Activated protein C ameliorates LPS-induced acute kidney injury and downregulates renal INOS and angiotensin 2

¹Division of Biotechnology Discovery Research, Lilly Research Laboratories, Lilly Corporate Center, Indianapolis; and ²Division of Nephrology, Department of Medicine, Indiana University School of Medicine and the Indiana Center for Biological Microscopy, Indianapolis, Indiana

Submitted 1 December 2006 ; accepted in final form 28 March 2007

Endothelial dysfunction contributes significantly to acute renal failure (ARF) during inflammatory diseases including septic shock. Previous studies have shown that activated protein C (APC) exhibits anti-inflammatory properties and modulates endothelial function. Therefore, we investigated the effect of APC on ARF in a rat model of endotoxemia. Rats subjected to lipopolysaccharide (LPS) treatment exhibited ARF as illustrated by markedly reduced peritubular capillary flow and increased serum blood urea nitrogen (BUN) levels.
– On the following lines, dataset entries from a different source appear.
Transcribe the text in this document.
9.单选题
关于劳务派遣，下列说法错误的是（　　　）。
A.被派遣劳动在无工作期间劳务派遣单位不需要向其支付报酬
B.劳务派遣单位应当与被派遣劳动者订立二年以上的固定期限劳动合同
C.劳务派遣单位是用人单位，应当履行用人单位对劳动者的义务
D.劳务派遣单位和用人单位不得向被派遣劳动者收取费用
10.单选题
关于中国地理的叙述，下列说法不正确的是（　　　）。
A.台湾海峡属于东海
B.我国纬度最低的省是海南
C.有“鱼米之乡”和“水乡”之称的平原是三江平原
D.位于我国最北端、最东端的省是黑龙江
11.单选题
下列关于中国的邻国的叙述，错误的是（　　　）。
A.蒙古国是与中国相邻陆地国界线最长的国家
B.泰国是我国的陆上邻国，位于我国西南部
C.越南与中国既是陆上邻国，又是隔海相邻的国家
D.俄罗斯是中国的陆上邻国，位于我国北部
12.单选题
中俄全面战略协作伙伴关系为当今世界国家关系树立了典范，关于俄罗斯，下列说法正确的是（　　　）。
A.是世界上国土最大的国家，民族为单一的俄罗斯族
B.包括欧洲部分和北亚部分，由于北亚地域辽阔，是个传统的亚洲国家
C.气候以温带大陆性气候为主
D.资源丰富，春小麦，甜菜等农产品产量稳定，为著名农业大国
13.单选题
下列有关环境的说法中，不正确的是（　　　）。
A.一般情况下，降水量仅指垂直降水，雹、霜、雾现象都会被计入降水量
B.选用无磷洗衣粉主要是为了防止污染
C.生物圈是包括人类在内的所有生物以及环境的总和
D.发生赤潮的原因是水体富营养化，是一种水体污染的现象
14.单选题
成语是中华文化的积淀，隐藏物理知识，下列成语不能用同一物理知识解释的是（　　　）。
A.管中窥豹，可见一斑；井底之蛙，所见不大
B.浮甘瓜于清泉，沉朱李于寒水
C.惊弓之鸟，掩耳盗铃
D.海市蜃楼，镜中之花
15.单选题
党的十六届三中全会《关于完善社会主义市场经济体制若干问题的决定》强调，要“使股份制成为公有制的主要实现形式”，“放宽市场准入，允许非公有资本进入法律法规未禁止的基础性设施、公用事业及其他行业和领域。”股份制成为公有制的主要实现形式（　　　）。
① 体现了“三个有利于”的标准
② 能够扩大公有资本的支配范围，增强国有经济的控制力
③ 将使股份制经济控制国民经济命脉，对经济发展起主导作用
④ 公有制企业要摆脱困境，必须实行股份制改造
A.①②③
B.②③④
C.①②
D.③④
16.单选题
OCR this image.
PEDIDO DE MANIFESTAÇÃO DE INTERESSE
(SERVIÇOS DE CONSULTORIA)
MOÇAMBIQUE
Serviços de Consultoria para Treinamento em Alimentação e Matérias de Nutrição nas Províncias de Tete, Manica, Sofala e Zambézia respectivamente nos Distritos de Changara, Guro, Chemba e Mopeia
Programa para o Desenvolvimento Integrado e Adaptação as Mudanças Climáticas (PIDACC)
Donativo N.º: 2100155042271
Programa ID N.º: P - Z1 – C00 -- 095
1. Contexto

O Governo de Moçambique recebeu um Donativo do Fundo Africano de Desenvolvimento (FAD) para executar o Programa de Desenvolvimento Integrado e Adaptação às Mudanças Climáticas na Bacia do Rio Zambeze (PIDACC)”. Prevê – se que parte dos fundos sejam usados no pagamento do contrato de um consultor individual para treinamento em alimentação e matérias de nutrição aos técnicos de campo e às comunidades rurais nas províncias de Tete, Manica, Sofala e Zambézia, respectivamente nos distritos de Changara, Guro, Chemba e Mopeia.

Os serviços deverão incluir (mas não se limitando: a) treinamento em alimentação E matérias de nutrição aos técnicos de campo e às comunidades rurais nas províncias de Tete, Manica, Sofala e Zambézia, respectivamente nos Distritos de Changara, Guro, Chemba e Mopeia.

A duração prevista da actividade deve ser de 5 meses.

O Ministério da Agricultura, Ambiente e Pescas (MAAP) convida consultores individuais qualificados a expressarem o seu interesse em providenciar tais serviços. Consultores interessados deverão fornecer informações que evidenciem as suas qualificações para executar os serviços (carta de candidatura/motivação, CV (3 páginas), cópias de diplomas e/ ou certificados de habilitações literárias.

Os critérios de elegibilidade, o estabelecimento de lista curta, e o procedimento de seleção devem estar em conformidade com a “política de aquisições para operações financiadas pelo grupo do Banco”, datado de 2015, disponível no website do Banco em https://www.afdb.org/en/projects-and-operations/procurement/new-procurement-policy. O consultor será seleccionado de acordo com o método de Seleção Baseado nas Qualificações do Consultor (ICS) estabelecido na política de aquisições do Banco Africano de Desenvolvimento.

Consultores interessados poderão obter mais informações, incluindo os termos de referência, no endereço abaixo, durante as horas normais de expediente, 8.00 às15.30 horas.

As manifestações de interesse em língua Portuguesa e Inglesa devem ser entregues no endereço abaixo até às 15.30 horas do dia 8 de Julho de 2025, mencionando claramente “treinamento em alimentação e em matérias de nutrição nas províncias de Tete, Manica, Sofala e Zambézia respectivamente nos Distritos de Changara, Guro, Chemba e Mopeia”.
Using quantitative two-photon intravital microscopy, we observed that at 3 h post-LPS treatment, rat APC (0.1 mg/kg iv bolus) significantly improved peritubular capillary flow [288 ± 15 µm/s (LPS) vs. 734 ± 59 µm/s (LPS+APC), P = 0.0009, n = 6], and reduced leukocyte adhesion (P = 0.003) and rolling (P = 0.01) compared with the LPS-treated group. Additional experiments demonstrated that APC treatment significantly improved renal blood flow and reduced serum BUN levels compared with 24-h post-LPS treatment. Biochemical analysis revealed that APC downregulated inducible nitric oxide synthase (iNOS) mRNA levels and NO by-products in the kidney. In addition, APC modulated the renin-angiotensin system by reducing mRNA expression levels of angiotensin-converting enzyme-1 (ACE1), angiotensinogen, and increasing ACE2 mRNA levels in the kidney. Furthermore, APC significantly reduced ANG II levels in the kidney compared with the LPS-treated group. Taken together, these data suggest that APC can suppress LPS-induced ARF by modulating factors involved in vascular inflammation, including downregulation of renal iNOS and ANG II systems. Furthermore, the data suggest a potential therapeutic role for APC in the treatment of ARF.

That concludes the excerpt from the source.